Everything's OK as long as I'm in a clean bash session.

If I run tmux, however, the directory entries from my config files get prepended to PATH doubly (regardless of my ENV variable guards). It seems that tmux has two environments for ENV variables which it then merges.

This is a problem, since entries prepended by the .rvm script get only prepended once, and in the tmux scenario they don't end up first.

How can I prevent this from happening?

Edit—additional info: All my PATH additions get prepended in .profile, which I include from .bash_profile (. ~/.profile). All my GUI terminals are run "as a login shell".

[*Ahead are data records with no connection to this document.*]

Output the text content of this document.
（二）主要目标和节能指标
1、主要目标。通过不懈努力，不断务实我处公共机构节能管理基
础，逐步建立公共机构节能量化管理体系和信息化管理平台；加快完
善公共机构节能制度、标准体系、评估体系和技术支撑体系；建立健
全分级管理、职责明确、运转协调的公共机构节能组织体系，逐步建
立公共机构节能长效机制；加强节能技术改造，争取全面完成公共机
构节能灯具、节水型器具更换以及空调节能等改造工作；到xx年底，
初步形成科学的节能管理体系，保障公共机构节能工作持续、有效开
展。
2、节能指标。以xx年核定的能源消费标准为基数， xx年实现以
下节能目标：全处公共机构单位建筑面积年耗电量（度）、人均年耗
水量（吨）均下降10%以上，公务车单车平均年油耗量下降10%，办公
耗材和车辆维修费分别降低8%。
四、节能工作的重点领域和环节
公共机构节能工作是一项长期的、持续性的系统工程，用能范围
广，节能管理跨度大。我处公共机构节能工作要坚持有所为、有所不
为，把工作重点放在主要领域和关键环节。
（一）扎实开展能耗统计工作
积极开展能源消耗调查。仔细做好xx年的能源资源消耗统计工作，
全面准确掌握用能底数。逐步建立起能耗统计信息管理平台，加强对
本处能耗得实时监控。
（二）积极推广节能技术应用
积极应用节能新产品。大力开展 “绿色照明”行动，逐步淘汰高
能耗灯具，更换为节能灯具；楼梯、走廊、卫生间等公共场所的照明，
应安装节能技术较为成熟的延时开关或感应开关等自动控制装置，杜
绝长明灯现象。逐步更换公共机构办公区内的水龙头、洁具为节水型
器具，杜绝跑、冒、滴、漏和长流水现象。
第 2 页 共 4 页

In each config file, I use guards of the following form to prevent double inclusion:

    if [ "$PROFILE_SOURCED" != "true" ]; then
         export PROFILE_SOURCED=true
    ...
    fi

By prepending an entry to PATH, I mean export PATH=entry:$PATH.

Petr Skocik
  • 28,816
  • Please explain which of those files is actually setting the path. .profile is ignored if .bash_profile exists and both are ignored when running non-login shells. Also see here for some tricks to make sure this does not happen. – terdon Apr 13 '14 at 15:02
  • @terdon I've expanded the question with some additional info. Thanks for looking into it. – Petr Skocik Apr 13 '14 at 15:29
  • Thanks but we'll need a bit more. How are you setting all your shells to be "login shells"? Can you actually show the relevant lines? Your test won't work since the variable will likely not always be set depending on how the shells are started. Did you read my previous link? There are much better ways of avoiding duplicates explained there. – terdon Apr 13 '14 at 15:33
  • I'm using the "Run command as a login shell option" in my terminal emulator (mate-terminal). (It's in RVM's manual at https://rvm.io/rvm/install). I'll try some of those tips in the link you gave. – Petr Skocik Apr 13 '14 at 15:48

2 Answers2

3

Solved by the following:

  1. Placed a guard around my PATH manipulation code in .profile

    if [ "$PATHS" != "true" ]; then
        export PATHS="true"
    #Manipulate and export PATH over here
    fi
    
  2. Removed file-level guards around .bash_profile and .bashrc

  3. IMPORTANT: RESTARTED the tmux server. (killall tmux) -- the manual indicates the server maintains its own environment, which it inherits from its parent shell. If config files change, tmux needs to start afresh.

Petr Skocik
  • 28,816
2

One possibility for getting duplicate entries on environmental variables is to have them recursively defined. Recursive definition occurs when you have, in ~/.bashrc, something of this sort :

export SOME_VARIABLE=$SOME_VARIABLE:/some/paths/

When tmux starts, it launches a login shell by default. You can change this behaviour by setting in ~/.tmux.conf the option

set-option -g default-command bash #or zsh, or whatever

as said in this question. Either way, tmux starts a shell, which in turn sources ~/.bashrc (either as non-login shell or as login shell, through ~/.profile). Since environmental variables are defined recursively in the .bashrc file, going through ~/.bashrc again will add /some/paths to those already defined paths. So they will be duplicated.

Many environmental variables are empty when a shell is launched. So defining them as

export SOME_VARIABLE=:/some/paths/

should do no harm and will prevent tmux from creating duplicates. If they start off with some values (like PATH), one solution might be to write down these defaults in the definition of the variable.